Let $M$ be a Riemannian manifold and let $n$ a positive integer. Denote by $F_n(M) \subset M^n$ the space of all $n$-tuples of pairwise distinct points from $M$. The isometries of $M$ act co-ordinate wise on $M^n$, and this action restricts to an action on $F_n(M)$. What is known about the quotient of $F_n(M)$ by this action?
I am particularly interested in the case where $M$ is the hyperbolic plane and $n > 3$, but any starting points or references would be a great help.
Let us consider the case when $M$ is a hyperbolic plane, $M=\mathbb H^2$ and restrict to orientation preserving isometries of $\mathbb H^2$. Let's identify $\mathbb H^2$ with the open radius $1$ disk $D\subset\mathbb C$, centred at $0$. Then we have
$$D^n/PSL(2,\mathbb R)\cong (D)^{n-1}/S^1,\,\,\,\bf *$$ where $S^1$ acts on $D^{n-1}$ diagonally by rotating each $D$-factor around its centre.

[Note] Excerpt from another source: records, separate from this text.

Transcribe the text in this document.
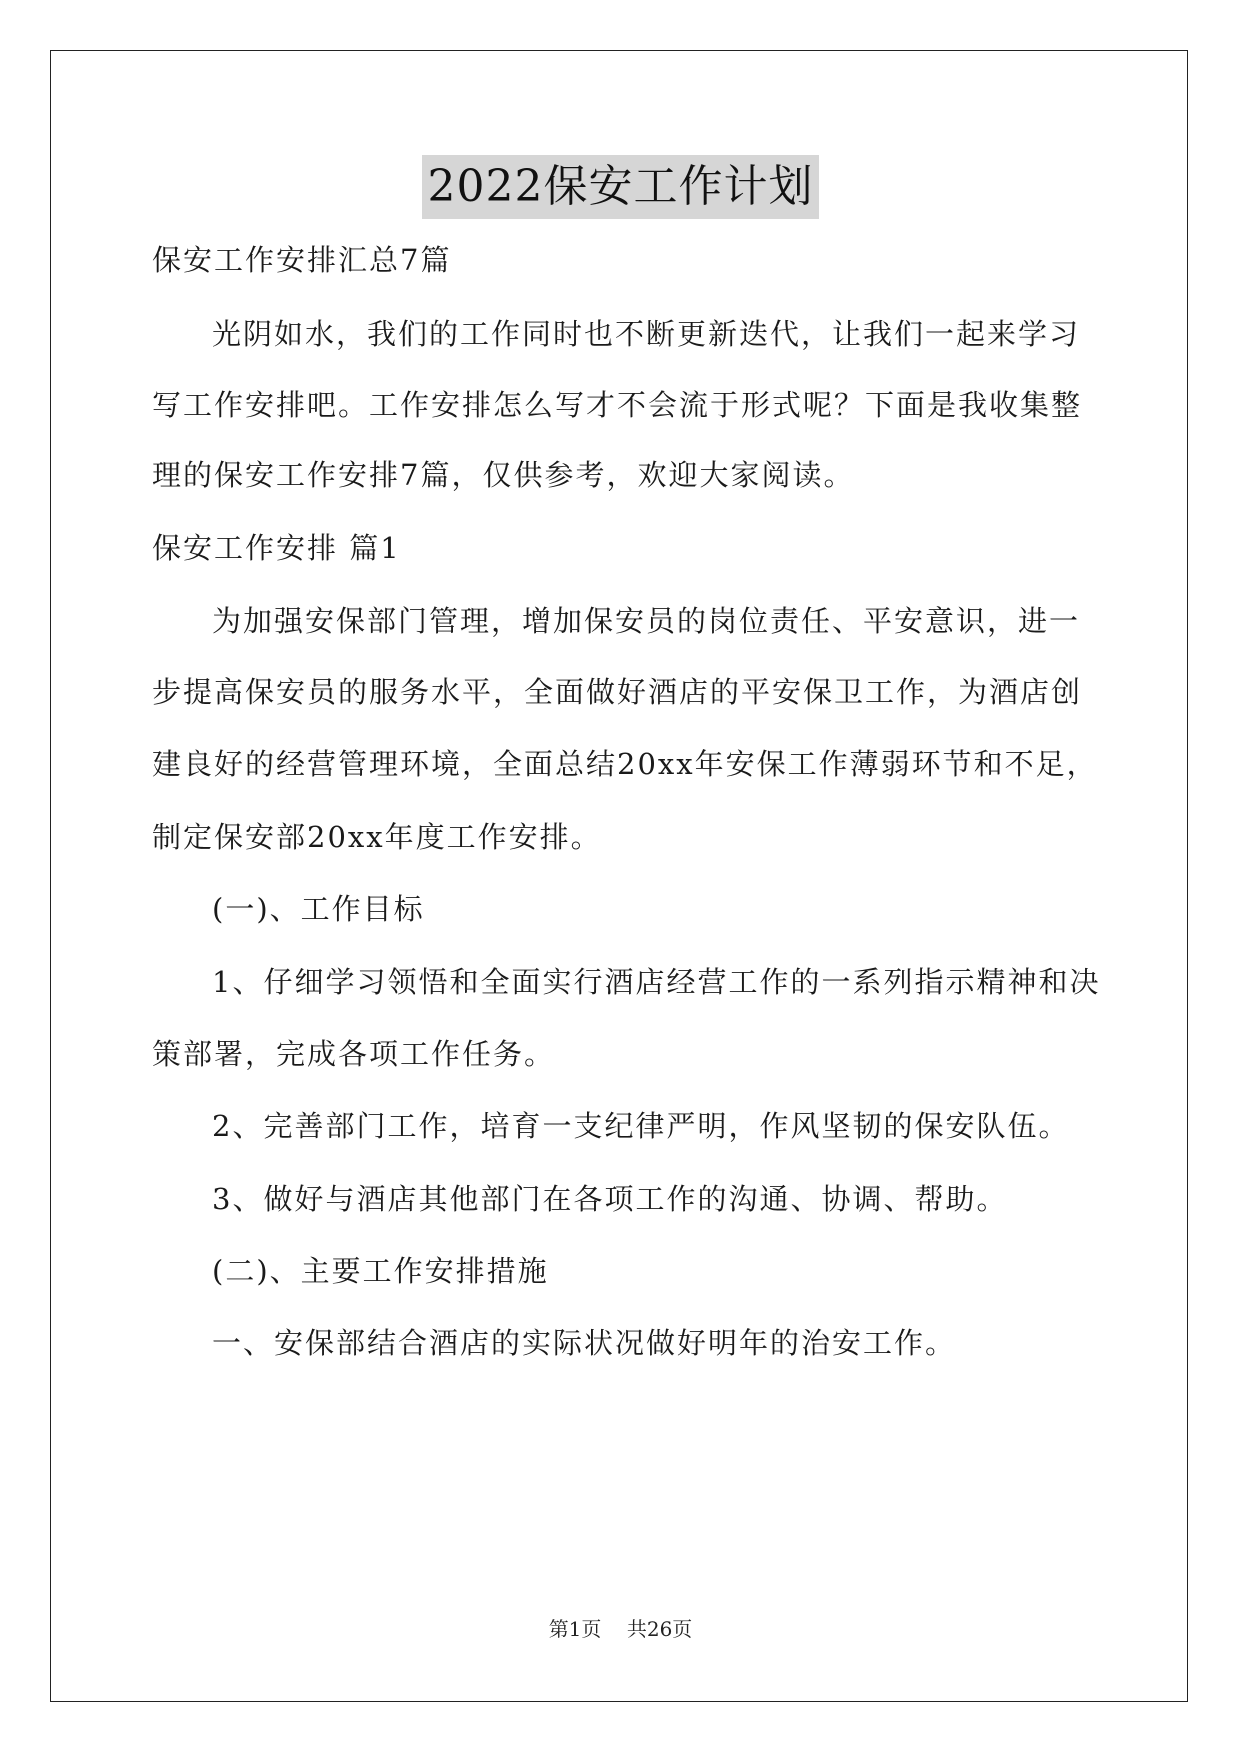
2022保安工作计划
保安工作安排汇总7篇
光阴如水，我们的工作同时也不断更新迭代，让我们一起来学习
写工作安排吧。工作安排怎么写才不会流于形式呢？下面是我收集整
理的保安工作安排7篇，仅供参考，欢迎大家阅读。
保安工作安排 篇1
为加强安保部门管理，增加保安员的岗位责任、平安意识，进一
步提高保安员的服务水平，全面做好酒店的平安保卫工作，为酒店创
建良好的经营管理环境，全面总结20xx年安保工作薄弱环节和不足，
制定保安部20xx年度工作安排。
(一)、工作目标
1、仔细学习领悟和全面实行酒店经营工作的一系列指示精神和决
策部署，完成各项工作任务。
2、完善部门工作，培育一支纪律严明，作风坚韧的保安队伍。
3、做好与酒店其他部门在各项工作的沟通、协调、帮助。
(二)、主要工作安排措施
一、安保部结合酒店的实际状况做好明年的治安工作。
第1页    共26页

To answer the original question, note that the quotient of $\mathbb C^{n-1}$ by the standard diagonal $S^1$-action is a cone over $\mathbb CP^{n-2}$. So, the quotient space $(D)^{n-1}/S^1$ is an open star-shape subset of the cone over $\mathbb CP^{n-2}$.
To see, that $\bf *$ holds, recall that one can choose in $PSL(2,\mathbb R)$ a parabolic subgroup $P$ acting transitively on $\mathbb H^2$ ($P$ preserves a point at infinity of $\mathbb H^2$). Now, we can obtain the quotient $D^n/PSL(2,\mathbb R)$ in two steps. First, for each $n$-tuple $(x_1,\ldots, x_n)\subset D^n$ we find a unique isometry $p\in P$ that sends $x_1$ to the centre of the disk $D$. This reduces the action of $PSL(2,\mathbb R)$ on $D^n$ to that of $S^1$ on $D^{n-1}$.